British journalism’s wonder boy, Johann Hari, figured in Update 111 (“Scandal of Dirty Hari’s Copy ‘n Paste Interviews”) when it was revealed that he was an habitual plagiarist. His behaviour since then, has become something of a lesson in, err, not repentance, but self-righteous blame-dodging. gtg
Before Pope Benedict came to the UK in 2010, he was one of the Pope’s most raucous accusers along with the Andrew Dawkins gang. A self-avowed atheist and progressive, he was lionised by the London media after he wrote in 2000 about his experiences of the drug ecstasy while at Cambridge University. It now appears that he has never touched the drug but appropriated a friend’s account. At the tender age of 22, he soon had a job with London’s Independent daily, and made a name for himself as a leading investigative journalist.
The Independent newspaper was founded in 1986 by Andreas Whittam Smith to be a paper of moral rectitude. He is numbered among Britain’s “great and good”, and as first editor proclaimed on the front page that the Independent was not connected with any political party and reported the news “without bias”. Some claim! In fact, the paper has a definite liberal-left set, and—no surprise!—supports the Lib Dems.

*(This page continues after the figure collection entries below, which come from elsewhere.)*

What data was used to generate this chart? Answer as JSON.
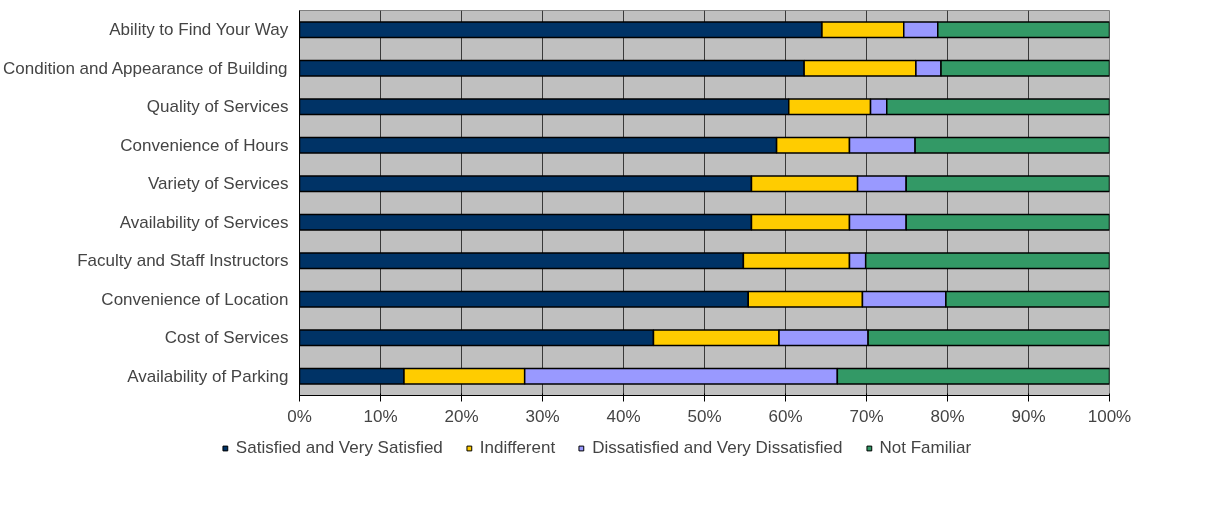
{
  "chart_data": {
    "type": "bar",
    "orientation": "horizontal",
    "stacked": true,
    "categories": [
      "Ability to Find Your Way",
      "Condition and Appearance of Building",
      "Quality of Services",
      "Convenience of Hours",
      "Variety of Services",
      "Availability of Services",
      "Faculty and Staff Instructors",
      "Convenience of Location",
      "Cost of Services",
      "Availability of Parking"
    ],
    "series": [
      {
        "name": "Satisfied and Very Satisfied",
        "color": "#003366",
        "values": [
          64.5,
          62.3,
          60.4,
          58.9,
          55.8,
          55.8,
          54.8,
          55.4,
          43.7,
          12.9
        ]
      },
      {
        "name": "Indifferent",
        "color": "#ffcc00",
        "values": [
          10.1,
          13.8,
          10.1,
          9.0,
          13.1,
          12.1,
          13.1,
          14.1,
          15.5,
          14.9
        ]
      },
      {
        "name": "Dissatisfied and Very Dissatisfied",
        "color": "#9999ff",
        "values": [
          4.2,
          3.1,
          2.0,
          8.1,
          6.0,
          7.0,
          2.0,
          10.3,
          11.0,
          38.6
        ]
      },
      {
        "name": "Not Familiar",
        "color": "#339966",
        "values": [
          21.2,
          20.8,
          27.5,
          24.0,
          25.1,
          25.1,
          30.1,
          20.2,
          29.8,
          33.6
        ]
      }
    ],
    "xlim": [
      0,
      100
    ],
    "xticks": [
      {
        "value": 0,
        "label": "0%"
      },
      {
        "value": 10,
        "label": "10%"
      },
      {
        "value": 20,
        "label": "20%"
      },
      {
        "value": 30,
        "label": "30%"
      },
      {
        "value": 40,
        "label": "40%"
      },
      {
        "value": 50,
        "label": "50%"
      },
      {
        "value": 60,
        "label": "60%"
      },
      {
        "value": 70,
        "label": "70%"
      },
      {
        "value": 80,
        "label": "80%"
      },
      {
        "value": 90,
        "label": "90%"
      },
      {
        "value": 100,
        "label": "100%"
      }
    ],
    "grid": "x",
    "legend": "bottom"
  }
}
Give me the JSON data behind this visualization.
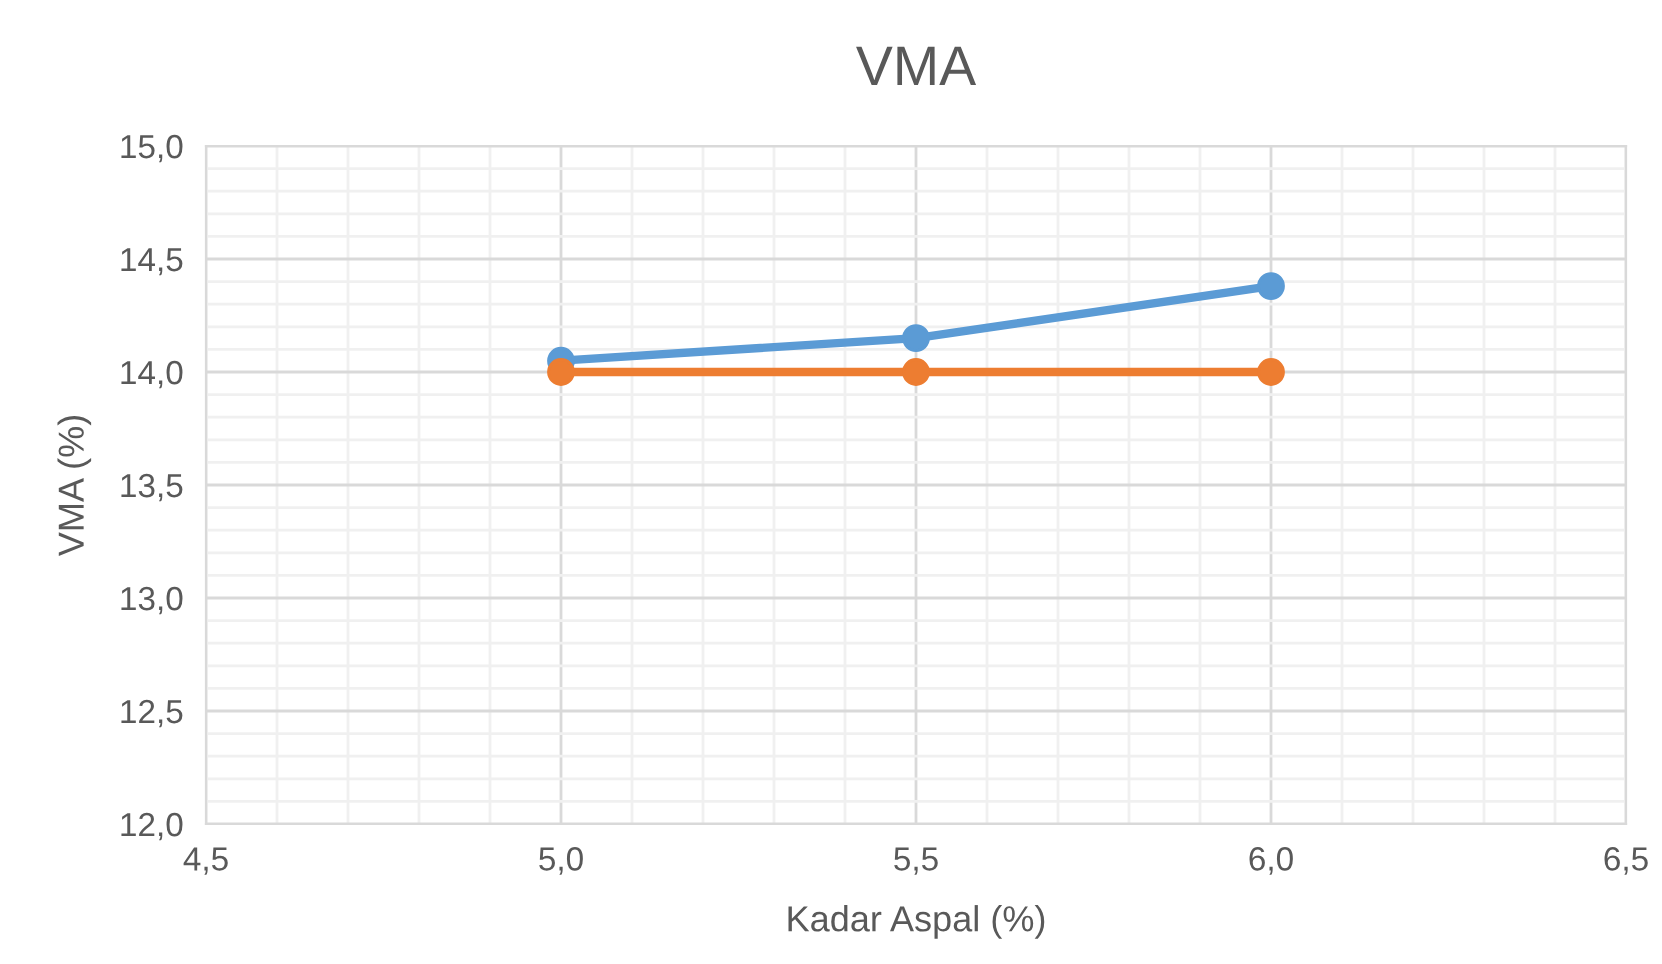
{
  "chart_data": {
    "type": "line",
    "title": "VMA",
    "xlabel": "Kadar Aspal (%)",
    "ylabel": "VMA (%)",
    "x": [
      5.0,
      5.5,
      6.0
    ],
    "series": [
      {
        "color": "#5b9bd5",
        "values": [
          14.05,
          14.15,
          14.38
        ]
      },
      {
        "color": "#ed7d31",
        "values": [
          14.0,
          14.0,
          14.0
        ]
      }
    ],
    "xlim": [
      4.5,
      6.5
    ],
    "xticks": [
      {
        "value": 4.5,
        "label": "4,5"
      },
      {
        "value": 5.0,
        "label": "5,0"
      },
      {
        "value": 5.5,
        "label": "5,5"
      },
      {
        "value": 6.0,
        "label": "6,0"
      },
      {
        "value": 6.5,
        "label": "6,5"
      }
    ],
    "ylim": [
      12.0,
      15.0
    ],
    "yticks": [
      {
        "value": 12.0,
        "label": "12,0"
      },
      {
        "value": 12.5,
        "label": "12,5"
      },
      {
        "value": 13.0,
        "label": "13,0"
      },
      {
        "value": 13.5,
        "label": "13,5"
      },
      {
        "value": 14.0,
        "label": "14,0"
      },
      {
        "value": 14.5,
        "label": "14,5"
      },
      {
        "value": 15.0,
        "label": "15,0"
      }
    ],
    "grid": true,
    "marker": "circle",
    "line_style": "solid"
  }
}
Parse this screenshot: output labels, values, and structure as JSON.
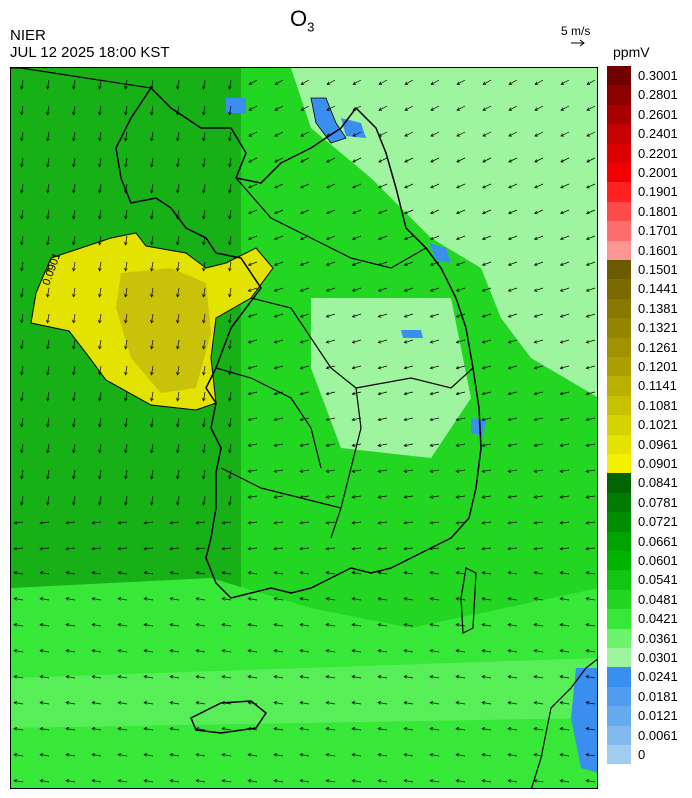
{
  "header": {
    "title_main": "O",
    "title_sub": "3",
    "agency": "NIER",
    "datetime": "JUL 12 2025 18:00 KST",
    "wind_reference": "5 m/s",
    "unit": "ppmV"
  },
  "map": {
    "contour_label": "0.0901",
    "colors": {
      "water": "#3a8ef0",
      "low_green": "#9ff59f",
      "mid_green": "#3ed13e",
      "deep_green": "#17b017",
      "high_yellow": "#e6e600",
      "olive": "#a8a000",
      "coast": "#000000",
      "arrows": "#000000"
    }
  },
  "legend": {
    "entries": [
      {
        "label": "0.3001",
        "color": "#6e0000"
      },
      {
        "label": "0.2801",
        "color": "#8c0000"
      },
      {
        "label": "0.2601",
        "color": "#a80000"
      },
      {
        "label": "0.2401",
        "color": "#c40000"
      },
      {
        "label": "0.2201",
        "color": "#dc0000"
      },
      {
        "label": "0.2001",
        "color": "#f00000"
      },
      {
        "label": "0.1901",
        "color": "#ff2020"
      },
      {
        "label": "0.1801",
        "color": "#ff4a4a"
      },
      {
        "label": "0.1701",
        "color": "#ff6e6e"
      },
      {
        "label": "0.1601",
        "color": "#ff9696"
      },
      {
        "label": "0.1501",
        "color": "#6b5a00"
      },
      {
        "label": "0.1441",
        "color": "#7a6a00"
      },
      {
        "label": "0.1381",
        "color": "#867800"
      },
      {
        "label": "0.1321",
        "color": "#938500"
      },
      {
        "label": "0.1261",
        "color": "#a09200"
      },
      {
        "label": "0.1201",
        "color": "#ad9f00"
      },
      {
        "label": "0.1141",
        "color": "#bab000"
      },
      {
        "label": "0.1081",
        "color": "#c8c000"
      },
      {
        "label": "0.1021",
        "color": "#d6d200"
      },
      {
        "label": "0.0961",
        "color": "#e4e200"
      },
      {
        "label": "0.0901",
        "color": "#f2f000"
      },
      {
        "label": "0.0841",
        "color": "#006400"
      },
      {
        "label": "0.0781",
        "color": "#007a00"
      },
      {
        "label": "0.0721",
        "color": "#008e00"
      },
      {
        "label": "0.0661",
        "color": "#00a200"
      },
      {
        "label": "0.0601",
        "color": "#00b400"
      },
      {
        "label": "0.0541",
        "color": "#10c610"
      },
      {
        "label": "0.0481",
        "color": "#22d622"
      },
      {
        "label": "0.0421",
        "color": "#38e838"
      },
      {
        "label": "0.0361",
        "color": "#6cf26c"
      },
      {
        "label": "0.0301",
        "color": "#9ff59f"
      },
      {
        "label": "0.0241",
        "color": "#3a8ef0"
      },
      {
        "label": "0.0181",
        "color": "#4f9cf0"
      },
      {
        "label": "0.0121",
        "color": "#66aaf0"
      },
      {
        "label": "0.0061",
        "color": "#82baf0"
      },
      {
        "label": "0",
        "color": "#a0ccf0"
      }
    ]
  }
}
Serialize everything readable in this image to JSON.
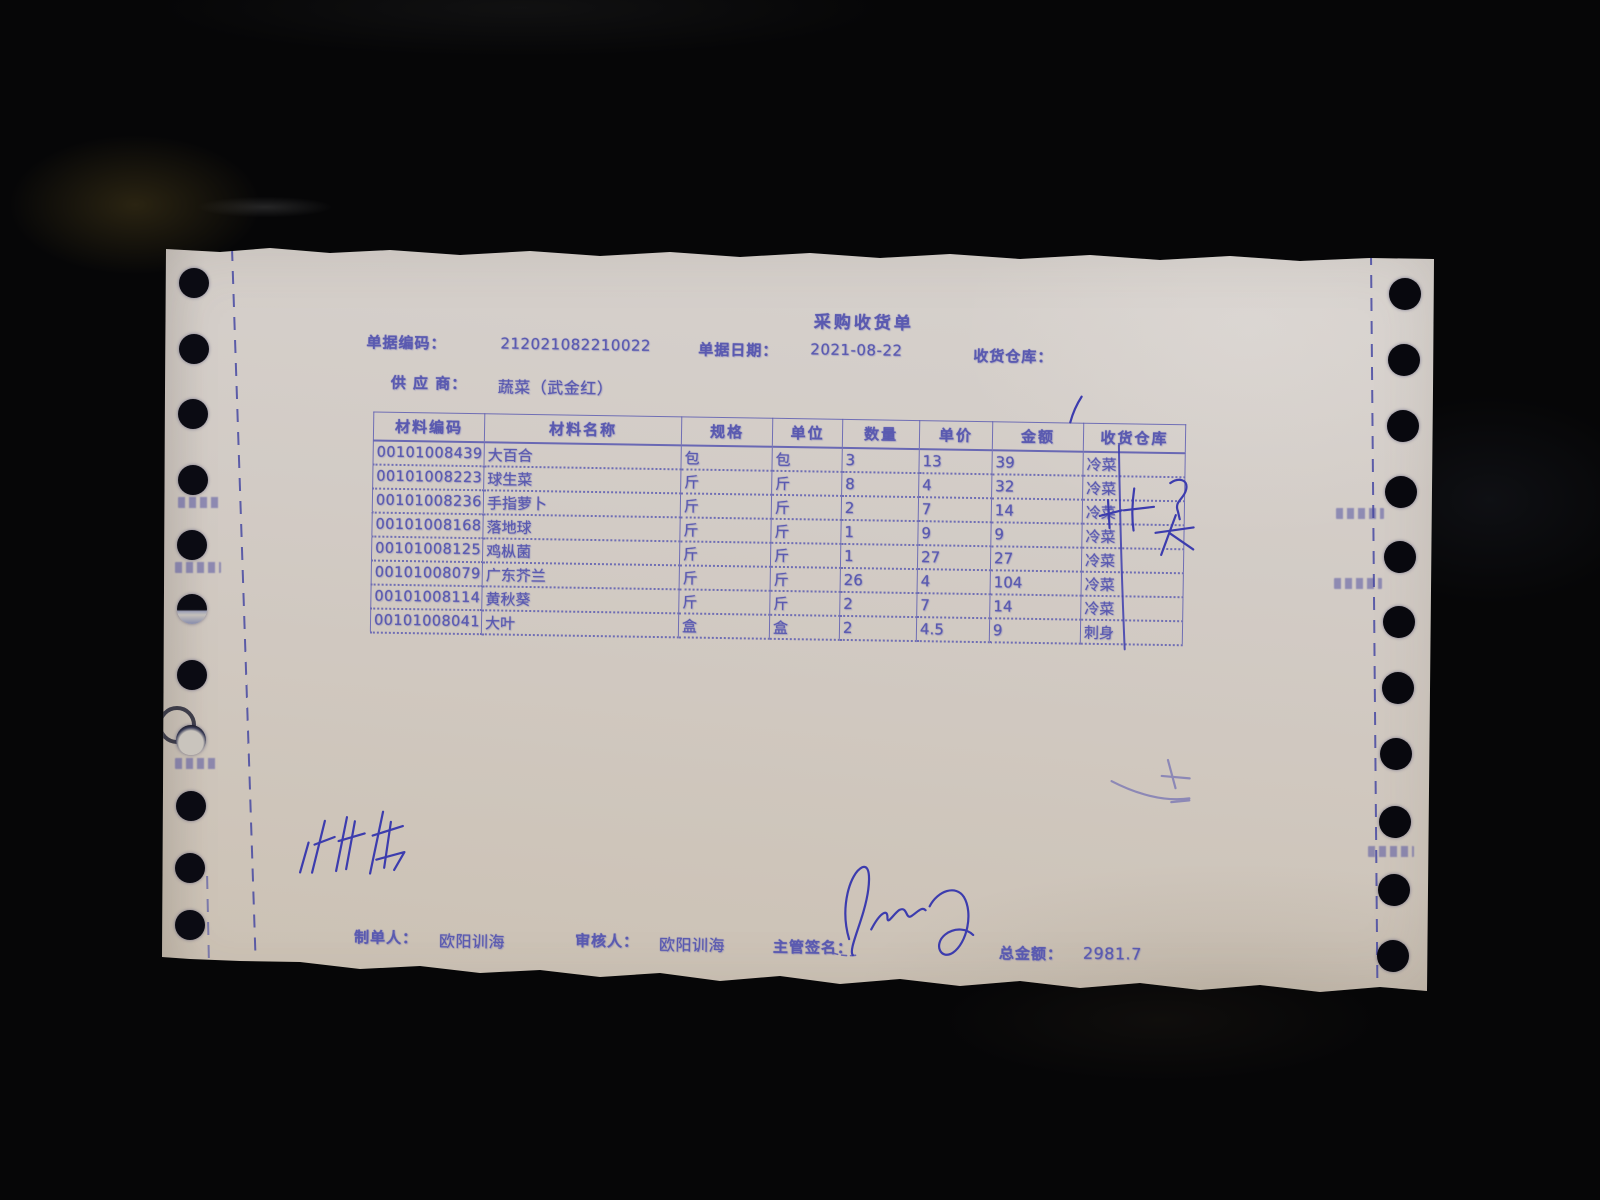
{
  "title": "采购收货单",
  "colors": {
    "paper": "#d2cbc5",
    "ink": "#5a5ab0",
    "pen": "#3c3cae",
    "background": "#060607"
  },
  "fields": {
    "doc_no_label": "单据编码：",
    "doc_no": "212021082210022",
    "date_label": "单据日期：",
    "date": "2021-08-22",
    "warehouse_label": "收货仓库：",
    "supplier_label": "供 应 商：",
    "supplier": "蔬菜（武金红）"
  },
  "table": {
    "headers": [
      "材料编码",
      "材料名称",
      "规格",
      "单位",
      "数量",
      "单价",
      "金额",
      "收货仓库"
    ],
    "rows": [
      [
        "00101008439",
        "大百合",
        "包",
        "包",
        "3",
        "13",
        "39",
        "冷菜"
      ],
      [
        "00101008223",
        "球生菜",
        "斤",
        "斤",
        "8",
        "4",
        "32",
        "冷菜"
      ],
      [
        "00101008236",
        "手指萝卜",
        "斤",
        "斤",
        "2",
        "7",
        "14",
        "冷菜"
      ],
      [
        "00101008168",
        "落地球",
        "斤",
        "斤",
        "1",
        "9",
        "9",
        "冷菜"
      ],
      [
        "00101008125",
        "鸡枞菌",
        "斤",
        "斤",
        "1",
        "27",
        "27",
        "冷菜"
      ],
      [
        "00101008079",
        "广东芥兰",
        "斤",
        "斤",
        "26",
        "4",
        "104",
        "冷菜"
      ],
      [
        "00101008114",
        "黄秋葵",
        "斤",
        "斤",
        "2",
        "7",
        "14",
        "冷菜"
      ],
      [
        "00101008041",
        "大叶",
        "盒",
        "盒",
        "2",
        "4.5",
        "9",
        "刺身"
      ]
    ]
  },
  "footer": {
    "maker_label": "制单人：",
    "maker": "欧阳训海",
    "auditor_label": "审核人：",
    "auditor": "欧阳训海",
    "manager_sign_label": "主管签名：",
    "total_label": "总金额：",
    "total": "2981.7"
  }
}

Hari’s reaction to the first allegations in July 2011 was a denial of any fault, moral or journalistic. Since then, as revelations tumbled out in a steady flow, his admissions took the form of a series of grudging apologies followed by self-justification and blame.
He became renowned for his interviews with celebrities. But, undetected until last June, much of the material attributed to the interviewee was lifted from previous interviews or books, and presented as original. This was, Hari innocently claimed, just making clearer what the interviewee either should have said, or had once said. Until found out, this made Hari seem like a top-ranking journalist, and a major attraction for the readers of the Independent.
In 2008 he won the Orwell Prize, a plaque and £2000. In September, Hari announced that he was returning the plaque (but not the money), even though he stood by the prize-winning article on an atrocity in the Central African Republic. The Orwell Prize committee had already decided to cancel the award in the light of revelations of Hari’s sub-standard reporting.
Exercise of Malice and Dishonesty
Another of Hari’s “stupidities” was the use of a “sock-puppet”, a fictional writer named David Rose who posed as Hari’s defender. Using Wikipedia, a popular Internet site, he wrote abusive and malicious pieces about his critics, while praising his own work to the skies. Wikipedia allows people to insert written material anonymously, and Hari used this to wage a nasty campaign against his critics and ideological enemies. This activity had been routine for years, and one target of his venom was Christina Odone, whom he accused of homophobia, anti-semitism and having been sacked by the Catholic Herald, all of which were untrue but damaging smears.
On September 15, Hari published a kind of apology in the Independent, acknowledging “two wrong and stupid things” but went on to blame “the powerful people I had taken on over the years”. This failed to satisfy his peers in the media. For instance, the secular and leftwing David Allen Green in the New Statesman wrote: “the terms of the apology do not really approximate to what was actually done. Something very wrong happened, over a significant amount of time, involving a systemic exercise of malice and dishonesty”. As for bosses of the Independent, after castigating other papers for secrecy and evasion, especially over the hacking scandal, the decision to “re-cycle” Hari instead of sacking him and to keep Whittam Smith’s internal investigation under wraps suggest a less than exacting search for truth and more of a whitewash.
The contrast with America is striking. Back in 2003, when Jayson Blair got fired from the New York Times for fabricating stories of foreign events in his apartment, and pretending to have had face to face encounters with real people, the NYT’s editor wrote a long piece lamenting “a profound betrayal of trust…. and deception”. In Hari’s case, he wasn’t sacked and the newspaper’s chiefs just tut-tutted in a short note in September last year, and put him on gardener’s leave.
Hari has promised to take unpaid absence from his job until 2012, and to follow a course in journalism. This proposal has caused cynical hilarity. Without doubt, Hari is an accomplished journalist; what he lacks is moral integrity. He needs to follow a course of ethics, or, better still, go to confession.